Une cinquantaine de pêcheurs du Calvados perturbent l'accès des camions-citernes au dépôt pétrolier de Caen, en réponse à l'envolée des prix du gazole qui contrarie leur activité. Ce mercredi 15 avril, sur la Presqu’île de Caen, un groupe de manifestants se positionne pour filtrer le passage des poids lourds, souhaitant « marquer le coup pour être écouté » sur cette problématique ardente.
« On bloque jusqu’à l’arrivée du prochain camion », déclare un représentant d'un collectif engagé. La hausse des prix n'est pas sans conséquence : de nombreux bateaux restent à quai, le coût de l'opération s'avérant trop élevé. Lors d'échanges, les pêcheurs de Port-en-Bessin, Grandcamp-Maisy, Ouistreham, Honfleur et Trouville-sur-Mer partagent leurs inquiétudes. L'un d'eux confie qu'il a cessé de partir en mer depuis une semaine, jugeant plus rentable de rester à terre.

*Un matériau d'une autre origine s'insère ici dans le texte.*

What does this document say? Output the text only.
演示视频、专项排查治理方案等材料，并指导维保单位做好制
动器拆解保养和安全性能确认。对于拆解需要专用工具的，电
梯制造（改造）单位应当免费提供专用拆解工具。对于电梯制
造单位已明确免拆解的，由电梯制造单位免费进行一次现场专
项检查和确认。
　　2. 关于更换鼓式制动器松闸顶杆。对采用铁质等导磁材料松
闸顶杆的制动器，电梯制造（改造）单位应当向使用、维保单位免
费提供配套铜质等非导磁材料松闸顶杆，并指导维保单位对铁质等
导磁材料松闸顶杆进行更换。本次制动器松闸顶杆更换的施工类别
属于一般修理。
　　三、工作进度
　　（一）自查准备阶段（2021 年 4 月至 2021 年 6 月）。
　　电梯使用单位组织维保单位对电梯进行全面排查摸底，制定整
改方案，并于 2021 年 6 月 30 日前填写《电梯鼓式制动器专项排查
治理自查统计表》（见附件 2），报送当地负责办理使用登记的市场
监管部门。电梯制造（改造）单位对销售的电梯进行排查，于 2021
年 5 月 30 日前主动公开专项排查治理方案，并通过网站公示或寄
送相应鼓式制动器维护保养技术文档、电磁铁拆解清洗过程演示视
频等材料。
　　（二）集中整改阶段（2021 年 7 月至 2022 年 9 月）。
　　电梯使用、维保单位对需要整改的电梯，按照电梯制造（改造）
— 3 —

« Le prix du litre de gazole marin atteint 1,25 euro. On nous avait promis une réduction de 20 centimes, mais rien ne change », s'insurge un pêcheur. Leur revendication se cristallise autour d'un prix du gazole fixé entre 0,70 et 0,80 euro. Avec des factures qui montent en flèche, et alors que la demande de la coquille Saint-Jacques s'effondre, seuls deux à trois bateaux sortent encore à Port-en-Bessin sur une trentaine disponibles. Les salaires des pêcheurs, initialement en lien avec les profits des sorties, ont subi une chute vertigineuse, estimée à environ 900 euros pour certains d'entre eux.
Actuellement, une délégation a été reçue par la préfecture du Calvados pour discuter des requêtes soulevées. L'issue de ce mouvement est désormais conditionnée par la réponse des autorités. C'est dans un climat de tension que les pêcheurs annoncent la possibilité d'un soutien imminent de la part des agriculteurs, laissant présager d'autres actions dans les jours à venir pour contrer cette crise qui affecte l'ensemble de la filière. La situation reste cependant préoccupante, comme l'affirment plusieurs experts en économie maritime.